Wednesday, August 20, 2014

Helpless


 

I watch with horror as the events in Ferguson, Missouri unfold.  I will not pretend I know exactly what happened but I know as sure as I am a white middle class woman from the East that a white youngster jay walking or being a smart mouth would not have been shot dead. And if you differ I want to hear the details of those incidents that parallel the deaths of so many young black men in this country.

How many times can this happen in this country before we find a solution. I feel helpless. I like to take action . To DO something. But for the life of me I can't think what.

I live in New Jersey and can tell you that the standing comment as we drive on major highways like the NJ Turnpike or Garden State Parkway and see cops pulling someone over is," Oops driving while Black."  Years ago a study came out citing that the police in New Jersey were profiling. ya think! It continues.

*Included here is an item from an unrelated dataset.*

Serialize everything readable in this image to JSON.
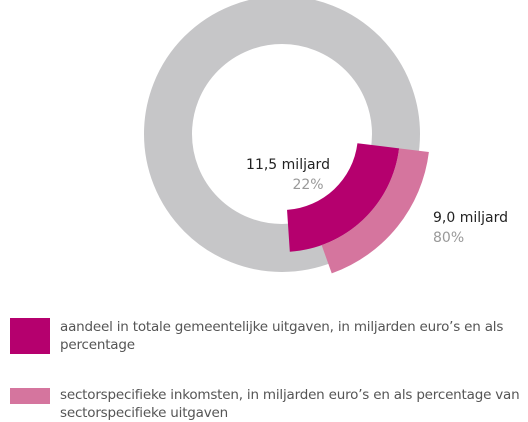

I wonder if we need to look at what prompts someone to become a policeman. Is it a need for power and control? Is it suppressed rage? I don't know but I wonder if there is an intersect between the psychology of who chooses that career and their behavior on the job.

I worked in psychiatry for years. Patients sometimes got upset and were unpredictable. We didn't have guns.  We "talked" people down. Maybe police offers need to lose their guns and figure out how to deal with people in other ways.

I guess we are still giving lip service to community policing. To knowing the community you serve in intimate ways. And now thanks to " political correctness" it is harder to really know what a police officer may "really think" while patrolling a community like Ferguson Missouri.    

 I don't mean to disparage an entire group of police officers as most do a difficult and dangerous job remarkably well. We need a well trained group of law enforcement professionals to keep society running smoothly, and in fact to protect the store owners in Ferguson from a small group of looters doing damage to an already raw community. 

Answers have to come. In the meantime those of us who don't know what to do to help
 can do what we can to promote understanding and dialogue and opportunity in the communities where we live.